= Thomas Cope (manufacturer) =

Thomas Cope (2 February 1827 - 18 September 1884) founded and operated a tobacco products manufacturing company in Liverpool from 1848, along with his brother, George Cope. This company was Cope Bros & Co.

==Life==
Thomas Cope was born to John Cope (1791–1884), a music professor originally from Ross On Wye, and Ellen Jones from Liverpool.

At the time of his death he was chairman of the Convalescent Home at Woolton, and the Consumptive Hospital in Mount Pleasant, Liverpool until his death and was one of the main benefactors.

He was a member of the Senate of University College Liverpool, which later became Liverpool University. G. H. Kendal, who was Principal of University College Liverpool at the time of Cope's death, stated in a letter to the Liverpool Mercury that Thomas Cope had been “instrumental” in raising the fund for the Chemical Laboratories, to which he contributed the initial £600.

From 1881 he served as Justice of the Peace in Liverpool. and was the founding member and the first speaker of the Liverpool Parliamentary Debating Society.

By 1876, 1500 of the 2000 workers at the company's factory in Lord Nelson Street, Liverpool, were women. The company was praised for its working conditions for women by Charles Dickens and Emily Faithful.

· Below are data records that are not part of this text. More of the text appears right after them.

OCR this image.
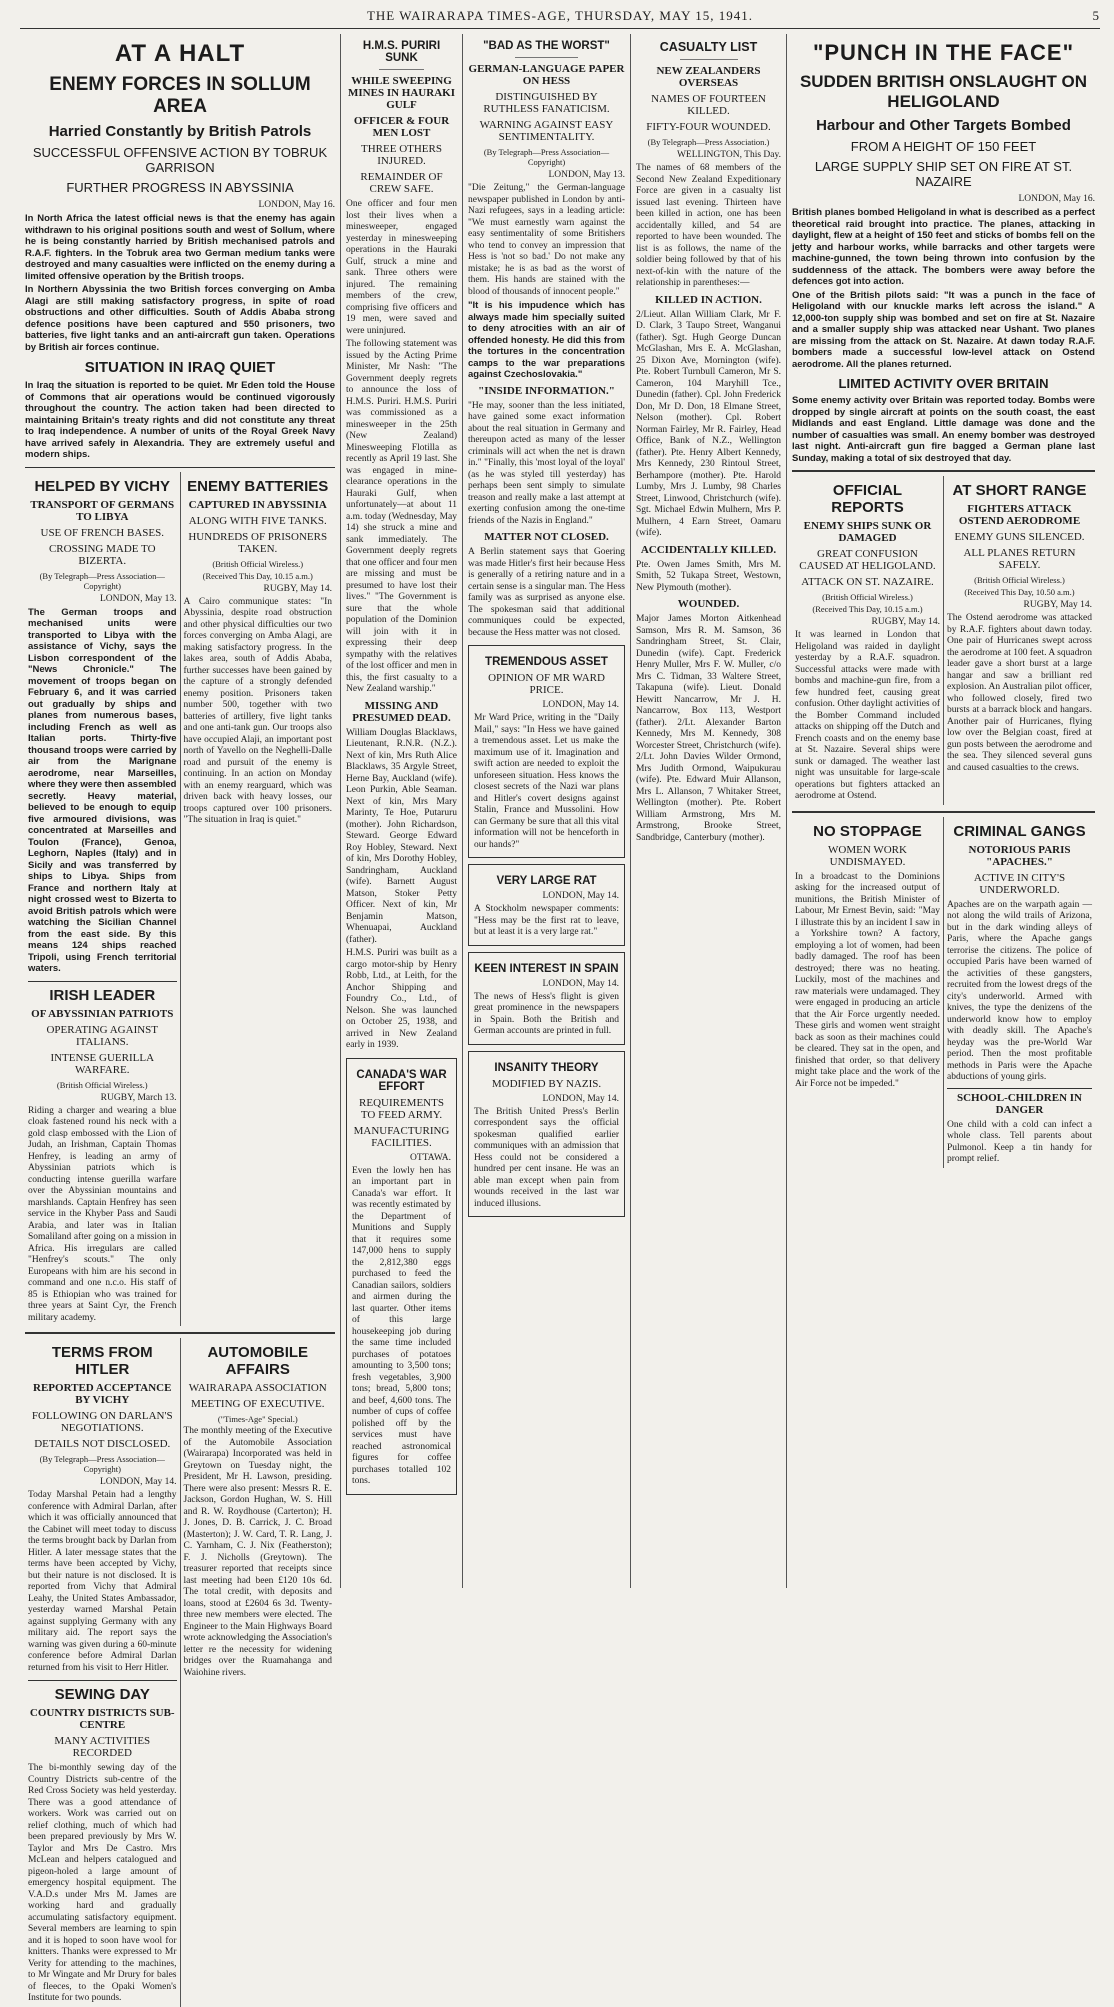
THE WAIRARAPA TIMES-AGE, THURSDAY, MAY 15, 1941.	5
AT A HALT
ENEMY FORCES IN SOLLUM AREA
Harried Constantly by British Patrols
SUCCESSFUL OFFENSIVE ACTION BY TOBRUK GARRISON
FURTHER PROGRESS IN ABYSSINIA
LONDON, May 16.

In North Africa the latest official news is that the enemy has again withdrawn to his original positions south and west of Sollum, where he is being constantly harried by British mechanised patrols and R.A.F. fighters. In the Tobruk area two German medium tanks were destroyed and many casualties were inflicted on the enemy during a limited offensive operation by the British troops.

In Northern Abyssinia the two British forces converging on Amba Alagi are still making satisfactory progress, in spite of road obstructions and other difficulties. South of Addis Ababa strong defence positions have been captured and 550 prisoners, two batteries, five light tanks and an anti-aircraft gun taken. Operations by British air forces continue.

SITUATION IN IRAQ QUIET

In Iraq the situation is reported to be quiet. Mr Eden told the House of Commons that air operations would be continued vigorously throughout the country. The action taken had been directed to maintaining Britain's treaty rights and did not constitute any threat to Iraq independence. A number of units of the Royal Greek Navy have arrived safely in Alexandria. They are extremely useful and modern ships.

HELPED BY VICHY
TRANSPORT OF GERMANS TO LIBYA
USE OF FRENCH BASES.
CROSSING MADE TO BIZERTA.
(By Telegraph—Press Association—Copyright)
LONDON, May 13.

The German troops and mechanised units were transported to Libya with the assistance of Vichy, says the Lisbon correspondent of the "News Chronicle." The movement of troops began on February 6, and it was carried out gradually by ships and planes from numerous bases, including French as well as Italian ports. Thirty-five thousand troops were carried by air from the Marignane aerodrome, near Marseilles, where they were then assembled secretly. Heavy material, believed to be enough to equip five armoured divisions, was concentrated at Marseilles and Toulon (France), Genoa, Leghorn, Naples (Italy) and in Sicily and was transferred by ships to Libya. Ships from France and northern Italy at night crossed west to Bizerta to avoid British patrols which were watching the Sicilian Channel from the east side. By this means 124 ships reached Tripoli, using French territorial waters.

IRISH LEADER
OF ABYSSINIAN PATRIOTS
OPERATING AGAINST ITALIANS.
INTENSE GUERILLA WARFARE.
(British Official Wireless.)
RUGBY, March 13.

Riding a charger and wearing a blue cloak fastened round his neck with a gold clasp embossed with the Lion of Judah, an Irishman, Captain Thomas Henfrey, is leading an army of Abyssinian patriots which is conducting intense guerilla warfare over the Abyssinian mountains and marshlands. Captain Henfrey has seen service in the Khyber Pass and Saudi Arabia, and later was in Italian Somaliland after going on a mission in Africa. His irregulars are called "Henfrey's scouts." The only Europeans with him are his second in command and one n.c.o. His staff of 85 is Ethiopian who was trained for three years at Saint Cyr, the French military academy.

ENEMY BATTERIES
CAPTURED IN ABYSSINIA
ALONG WITH FIVE TANKS.
HUNDREDS OF PRISONERS TAKEN.
(British Official Wireless.)
(Received This Day, 10.15 a.m.)
RUGBY, May 14.

A Cairo communique states: "In Abyssinia, despite road obstruction and other physical difficulties our two forces converging on Amba Alagi, are making satisfactory progress. In the lakes area, south of Addis Ababa, further successes have been gained by the capture of a strongly defended enemy position. Prisoners taken number 500, together with two batteries of artillery, five light tanks and one anti-tank gun. Our troops also have occupied Alaji, an important post north of Yavello on the Neghelli-Dalle road and pursuit of the enemy is continuing. In an action on Monday with an enemy rearguard, which was driven back with heavy losses, our troops captured over 100 prisoners. "The situation in Iraq is quiet."

TERMS FROM HITLER
REPORTED ACCEPTANCE BY VICHY
FOLLOWING ON DARLAN'S NEGOTIATIONS.
DETAILS NOT DISCLOSED.
(By Telegraph—Press Association—Copyright)
LONDON, May 14.

Today Marshal Petain had a lengthy conference with Admiral Darlan, after which it was officially announced that the Cabinet will meet today to discuss the terms brought back by Darlan from Hitler. A later message states that the terms have been accepted by Vichy, but their nature is not disclosed. It is reported from Vichy that Admiral Leahy, the United States Ambassador, yesterday warned Marshal Petain against supplying Germany with any military aid. The report says the warning was given during a 60-minute conference before Admiral Darlan returned from his visit to Herr Hitler.

SEWING DAY
COUNTRY DISTRICTS SUB-CENTRE
MANY ACTIVITIES RECORDED

The bi-monthly sewing day of the Country Districts sub-centre of the Red Cross Society was held yesterday. There was a good attendance of workers. Work was carried out on relief clothing, much of which had been prepared previously by Mrs W. Taylor and Mrs De Castro. Mrs McLean and helpers catalogued and pigeon-holed a large amount of emergency hospital equipment. The V.A.D.s under Mrs M. James are working hard and gradually accumulating satisfactory equipment. Several members are learning to spin and it is hoped to soon have wool for knitters. Thanks were expressed to Mr Verity for attending to the machines, to Mr Wingate and Mr Drury for bales of fleeces, to the Opaki Women's Institute for two pounds.

AUTOMOBILE AFFAIRS
WAIRARAPA ASSOCIATION
MEETING OF EXECUTIVE.
("Times-Age" Special.)

The monthly meeting of the Executive of the Automobile Association (Wairarapa) Incorporated was held in Greytown on Tuesday night, the President, Mr H. Lawson, presiding. There were also present: Messrs R. E. Jackson, Gordon Hughan, W. S. Hill and R. W. Roydhouse (Carterton); H. J. Jones, D. B. Carrick, J. C. Broad (Masterton); J. W. Card, T. R. Lang, J. C. Yarnham, C. J. Nix (Featherston); F. J. Nicholls (Greytown). The treasurer reported that receipts since last meeting had been £120 10s 6d. The total credit, with deposits and loans, stood at £2604 6s 3d. Twenty-three new members were elected. The Engineer to the Main Highways Board wrote acknowledging the Association's letter re the necessity for widening bridges over the Ruamahanga and Waiohine rivers.

H.M.S. PURIRI SUNK
WHILE SWEEPING MINES IN HAURAKI GULF
OFFICER & FOUR MEN LOST
THREE OTHERS INJURED.
REMAINDER OF CREW SAFE.

One officer and four men lost their lives when a minesweeper, engaged yesterday in minesweeping operations in the Hauraki Gulf, struck a mine and sank. Three others were injured. The remaining members of the crew, comprising five officers and 19 men, were saved and were uninjured.

The following statement was issued by the Acting Prime Minister, Mr Nash: "The Government deeply regrets to announce the loss of H.M.S. Puriri. H.M.S. Puriri was commissioned as a minesweeper in the 25th (New Zealand) Minesweeping Flotilla as recently as April 19 last. She was engaged in mine-clearance operations in the Hauraki Gulf, when unfortunately—at about 11 a.m. today (Wednesday, May 14) she struck a mine and sank immediately. The Government deeply regrets that one officer and four men are missing and must be presumed to have lost their lives." "The Government is sure that the whole population of the Dominion will join with it in expressing their deep sympathy with the relatives of the lost officer and men in this, the first casualty to a New Zealand warship."

MISSING AND PRESUMED DEAD.

William Douglas Blacklaws, Lieutenant, R.N.R. (N.Z.). Next of kin, Mrs Ruth Alice Blacklaws, 35 Argyle Street, Herne Bay, Auckland (wife). Leon Purkin, Able Seaman. Next of kin, Mrs Mary Marinty, Te Hoe, Putaruru (mother). John Richardson, Steward. George Edward Roy Hobley, Steward. Next of kin, Mrs Dorothy Hobley, Sandringham, Auckland (wife). Barnett August Matson, Stoker Petty Officer. Next of kin, Mr Benjamin Matson, Whenuapai, Auckland (father).

H.M.S. Puriri was built as a cargo motor-ship by Henry Robb, Ltd., at Leith, for the Anchor Shipping and Foundry Co., Ltd., of Nelson. She was launched on October 25, 1938, and arrived in New Zealand early in 1939.

CANADA'S WAR EFFORT
REQUIREMENTS TO FEED ARMY.
MANUFACTURING FACILITIES.
OTTAWA.

Even the lowly hen has an important part in Canada's war effort. It was recently estimated by the Department of Munitions and Supply that it requires some 147,000 hens to supply the 2,812,380 eggs purchased to feed the Canadian sailors, soldiers and airmen during the last quarter. Other items of this large housekeeping job during the same time included purchases of potatoes amounting to 3,500 tons; fresh vegetables, 3,900 tons; bread, 5,800 tons; and beef, 4,600 tons. The number of cups of coffee polished off by the services must have reached astronomical figures for coffee purchases totalled 102 tons.

"BAD AS THE WORST"
GERMAN-LANGUAGE PAPER ON HESS
DISTINGUISHED BY RUTHLESS FANATICISM.
WARNING AGAINST EASY SENTIMENTALITY.
(By Telegraph—Press Association—Copyright)
LONDON, May 13.

"Die Zeitung," the German-language newspaper published in London by anti-Nazi refugees, says in a leading article: "We must earnestly warn against the easy sentimentality of some Britishers who tend to convey an impression that Hess is 'not so bad.' Do not make any mistake; he is as bad as the worst of them. His hands are stained with the blood of thousands of innocent people."

"It is his impudence which has always made him specially suited to deny atrocities with an air of offended honesty. He did this from the tortures in the concentration camps to the war preparations against Czechoslovakia."

"INSIDE INFORMATION."

"He may, sooner than the less initiated, have gained some exact information about the real situation in Germany and thereupon acted as many of the lesser criminals will act when the net is drawn in." "Finally, this 'most loyal of the loyal' (as he was styled till yesterday) has perhaps been sent simply to simulate treason and really make a last attempt at exerting confusion among the one-time friends of the Nazis in England."

MATTER NOT CLOSED.

A Berlin statement says that Goering was made Hitler's first heir because Hess is generally of a retiring nature and in a certain sense is a singular man. The Hess family was as surprised as anyone else. The spokesman said that additional communiques could be expected, because the Hess matter was not closed.

TREMENDOUS ASSET
OPINION OF MR WARD PRICE.
LONDON, May 14.

Mr Ward Price, writing in the "Daily Mail," says: "In Hess we have gained a tremendous asset. Let us make the maximum use of it. Imagination and swift action are needed to exploit the unforeseen situation. Hess knows the closest secrets of the Nazi war plans and Hitler's covert designs against Stalin, France and Mussolini. How can Germany be sure that all this vital information will not be henceforth in our hands?"

VERY LARGE RAT
LONDON, May 14.

A Stockholm newspaper comments: "Hess may be the first rat to leave, but at least it is a very large rat."

KEEN INTEREST IN SPAIN
LONDON, May 14.

The news of Hess's flight is given great prominence in the newspapers in Spain. Both the British and German accounts are printed in full.

INSANITY THEORY
MODIFIED BY NAZIS.
LONDON, May 14.

The British United Press's Berlin correspondent says the official spokesman qualified earlier communiques with an admission that Hess could not be considered a hundred per cent insane. He was an able man except when pain from wounds received in the last war induced illusions.

CASUALTY LIST
NEW ZEALANDERS OVERSEAS
NAMES OF FOURTEEN KILLED.
FIFTY-FOUR WOUNDED.
(By Telegraph—Press Association.)
WELLINGTON, This Day.

The names of 68 members of the Second New Zealand Expeditionary Force are given in a casualty list issued last evening. Thirteen have been killed in action, one has been accidentally killed, and 54 are reported to have been wounded. The list is as follows, the name of the soldier being followed by that of his next-of-kin with the nature of the relationship in parentheses:—

KILLED IN ACTION.

2/Lieut. Allan William Clark, Mr F. D. Clark, 3 Taupo Street, Wanganui (father). Sgt. Hugh George Duncan McGlashan, Mrs E. A. McGlashan, 25 Dixon Ave, Mornington (wife). Pte. Robert Turnbull Cameron, Mr S. Cameron, 104 Maryhill Tce., Dunedin (father). Cpl. John Frederick Don, Mr D. Don, 18 Elmane Street, Nelson (mother). Cpl. Robert Norman Fairley, Mr R. Fairley, Head Office, Bank of N.Z., Wellington (father). Pte. Henry Albert Kennedy, Mrs Kennedy, 230 Rintoul Street, Berhampore (mother). Pte. Harold Lumby, Mrs J. Lumby, 98 Charles Street, Linwood, Christchurch (wife). Sgt. Michael Edwin Mulhern, Mrs P. Mulhern, 4 Earn Street, Oamaru (wife).

ACCIDENTALLY KILLED.

Pte. Owen James Smith, Mrs M. Smith, 52 Tukapa Street, Westown, New Plymouth (mother).

WOUNDED.

Major James Morton Aitkenhead Samson, Mrs R. M. Samson, 36 Sandringham Street, St. Clair, Dunedin (wife). Capt. Frederick Henry Muller, Mrs F. W. Muller, c/o Mrs C. Tidman, 33 Waltere Street, Takapuna (wife). Lieut. Donald Hewitt Nancarrow, Mr J. H. Nancarrow, Box 113, Westport (father). 2/Lt. Alexander Barton Kennedy, Mrs M. Kennedy, 308 Worcester Street, Christchurch (wife). 2/Lt. John Davies Wilder Ormond, Mrs Judith Ormond, Waipukurau (wife). Pte. Edward Muir Allanson, Mrs L. Allanson, 7 Whitaker Street, Wellington (mother). Pte. Robert William Armstrong, Mrs M. Armstrong, Brooke Street, Sandbridge, Canterbury (mother).

"PUNCH IN THE FACE"
SUDDEN BRITISH ONSLAUGHT ON HELIGOLAND
Harbour and Other Targets Bombed
FROM A HEIGHT OF 150 FEET
LARGE SUPPLY SHIP SET ON FIRE AT ST. NAZAIRE
LONDON, May 16.

British planes bombed Heligoland in what is described as a perfect theoretical raid brought into practice. The planes, attacking in daylight, flew at a height of 150 feet and sticks of bombs fell on the jetty and harbour works, while barracks and other targets were machine-gunned, the town being thrown into confusion by the suddenness of the attack. The bombers were away before the defences got into action.

One of the British pilots said: "It was a punch in the face of Heligoland with our knuckle marks left across the island." A 12,000-ton supply ship was bombed and set on fire at St. Nazaire and a smaller supply ship was attacked near Ushant. Two planes are missing from the attack on St. Nazaire. At dawn today R.A.F. bombers made a successful low-level attack on Ostend aerodrome. All the planes returned.

LIMITED ACTIVITY OVER BRITAIN

Some enemy activity over Britain was reported today. Bombs were dropped by single aircraft at points on the south coast, the east Midlands and east England. Little damage was done and the number of casualties was small. An enemy bomber was destroyed last night. Anti-aircraft gun fire bagged a German plane last Sunday, making a total of six destroyed that day.

OFFICIAL REPORTS
ENEMY SHIPS SUNK OR DAMAGED
GREAT CONFUSION CAUSED AT HELIGOLAND.
ATTACK ON ST. NAZAIRE.
(British Official Wireless.)
(Received This Day, 10.15 a.m.)
RUGBY, May 14.

It was learned in London that Heligoland was raided in daylight yesterday by a R.A.F. squadron. Successful attacks were made with bombs and machine-gun fire, from a few hundred feet, causing great confusion. Other daylight activities of the Bomber Command included attacks on shipping off the Dutch and French coasts and on the enemy base at St. Nazaire. Several ships were sunk or damaged. The weather last night was unsuitable for large-scale operations but fighters attacked an aerodrome at Ostend.

AT SHORT RANGE
FIGHTERS ATTACK OSTEND AERODROME
ENEMY GUNS SILENCED.
ALL PLANES RETURN SAFELY.
(British Official Wireless.)
(Received This Day, 10.50 a.m.)
RUGBY, May 14.

The Ostend aerodrome was attacked by R.A.F. fighters about dawn today. One pair of Hurricanes swept across the aerodrome at 100 feet. A squadron leader gave a short burst at a large hangar and saw a brilliant red explosion. An Australian pilot officer, who followed closely, fired two bursts at a barrack block and hangars. Another pair of Hurricanes, flying low over the Belgian coast, fired at gun posts between the aerodrome and the sea. They silenced several guns and caused casualties to the crews.

NO STOPPAGE
WOMEN WORK UNDISMAYED.

In a broadcast to the Dominions asking for the increased output of munitions, the British Minister of Labour, Mr Ernest Bevin, said: "May I illustrate this by an incident I saw in a Yorkshire town? A factory, employing a lot of women, had been badly damaged. The roof has been destroyed; there was no heating. Luckily, most of the machines and raw materials were undamaged. They were engaged in producing an article that the Air Force urgently needed. These girls and women went straight back as soon as their machines could be cleared. They sat in the open, and finished that order, so that delivery might take place and the work of the Air Force not be impeded."

CRIMINAL GANGS
NOTORIOUS PARIS "APACHES."
ACTIVE IN CITY'S UNDERWORLD.

Apaches are on the warpath again — not along the wild trails of Arizona, but in the dark winding alleys of Paris, where the Apache gangs terrorise the citizens. The police of occupied Paris have been warned of the activities of these gangsters, recruited from the lowest dregs of the city's underworld. Armed with knives, the type the denizens of the underworld know how to employ with deadly skill. The Apache's heyday was the pre-World War period. Then the most profitable methods in Paris were the Apache abductions of young girls.

SCHOOL-CHILDREN IN DANGER

One child with a cold can infect a whole class. Tell parents about Pulmonol. Keep a tin handy for prompt relief.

Died on 18 September 1884 and was buried in Anfield Cemetery on 23 September 1884. Among the mourners were John Hignett of Hignett's Tobacco Company, Henry Tate of Tate & Lyle, and John Archibald Willox. The Liverpool Mercury newspaper reported up to 3000 people assembled by the graveside.

At the time of his death he was a director at the Liverpool Gas Company and also chairman of Richmond Cavendish, another tobacco products company based in Liverpool.

==Innovation==
Thomas Cope and his brother, George, applied for a patent in the United States for tobacco pressing equipment.